Otro asunto, en fin, aunque muy secundario sería el trasfondo histórico-social, cuya noticia aquí queda eludida y solamente aludida, naturalmente, porque por eso es literatura en el transcurso de la historia contada. Pero, sin duda, se conecta con la historia y la cultura vivas, si se le completa al lector de ahora mismo, por ejemplo, con la información acerca del famoso médico de Toledo que se llama en la misma novela el doctor Lafuente, añadiendo que éste está retratado, al igual que uno de sus hijos, clérigo, en la pintura del Greco, “El entierro del señor de Orgaz”. Y, por cierto, ese Doctor Lafuente también era “ex illis” o descendiente de conversos, algo que era sabido por todos en Toledo, e incluso por el rey mismo, y sin embargo el hecho no le costó absolutamente nada. No se le privó de honra,  fama, ni honores, y hasta acabó siendo “caballero de Santiago”.

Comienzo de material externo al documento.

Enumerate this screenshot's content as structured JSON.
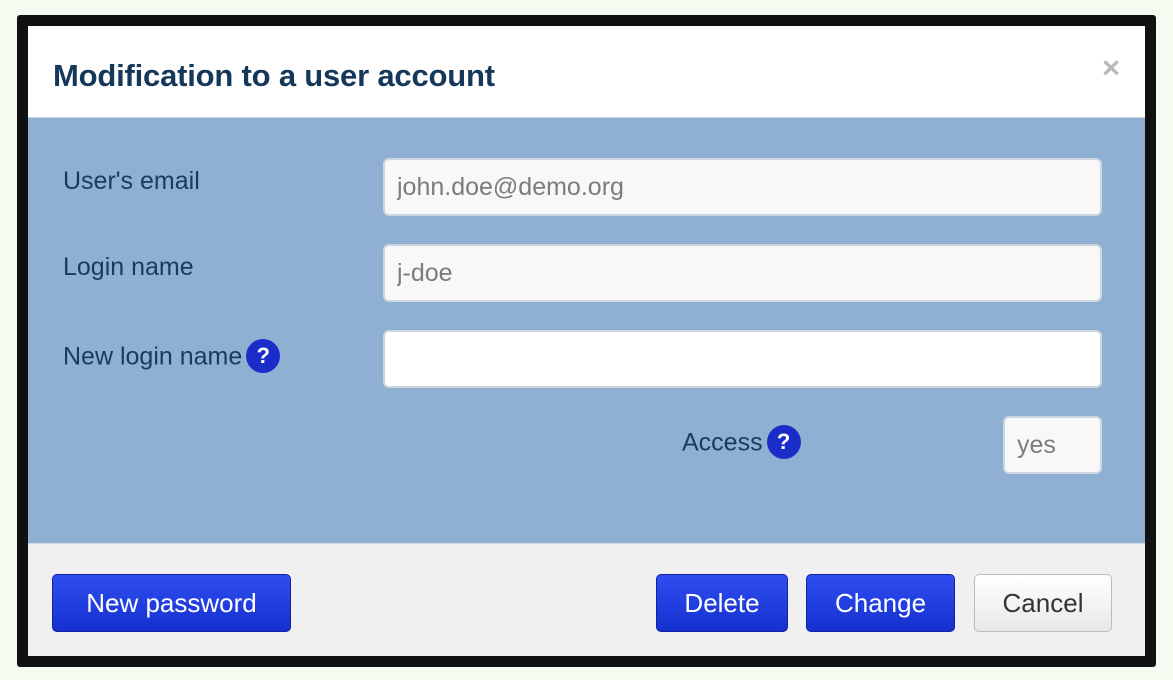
{
  "dialog": {
    "title": "Modification to a user account",
    "close_glyph": "×"
  },
  "form": {
    "email": {
      "label": "User's email",
      "value": "john.doe@demo.org"
    },
    "login": {
      "label": "Login name",
      "value": "j-doe"
    },
    "new_login": {
      "label": "New login name",
      "value": "",
      "help_glyph": "?"
    },
    "access": {
      "label": "Access",
      "value": "yes",
      "help_glyph": "?"
    }
  },
  "footer": {
    "new_password_label": "New password",
    "delete_label": "Delete",
    "change_label": "Change",
    "cancel_label": "Cancel"
  },
  "colors": {
    "title": "#15385a",
    "body_background": "#8fb0d3",
    "primary_button": "#1f3fe0",
    "help_icon": "#1b2dc9",
    "footer_background": "#f0f0f0"
  },
  "icons": {
    "close": "close-icon",
    "help": "question-mark-icon"
  }
}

Siendo así las cosas, diríamos que queda muy bien entramada y compuesta una visión más completa de una hora de España de la que el libro de Azorín lleva este nombre, con las radiantes presencias Teresa de Ávila, de “la Costancica” o “ilustre fregona” e incluso de esta  formidable pintura de Domenico Theotocópoulos, llamado “el Greco” para recordar sus orígenes griegos, y el carácter un tanto icónico de su pintura que a tantos comentaristas ha intrigado. Y, todavía podríamos ampliar una pincelada esta historia de familias y hechos culturales añadiendo que el cura de Santo Tomé de Toledo, que encargó la mencionada pintura del “Entierro del señor de Orgaz” tuvo relación personal muy estrecha con los hermanos clérigos de la mujer de Cervantes.

Todo cuenta a la hora de entrar y habitar siquiera un pequeño espacio de tiempo -el de la lectura del libro o el de la mirada del ya famoso cuadro- en el ámbito de belleza que  nos acompañará allá dentro y nos llevará a otros libros y a otras estancias interiores.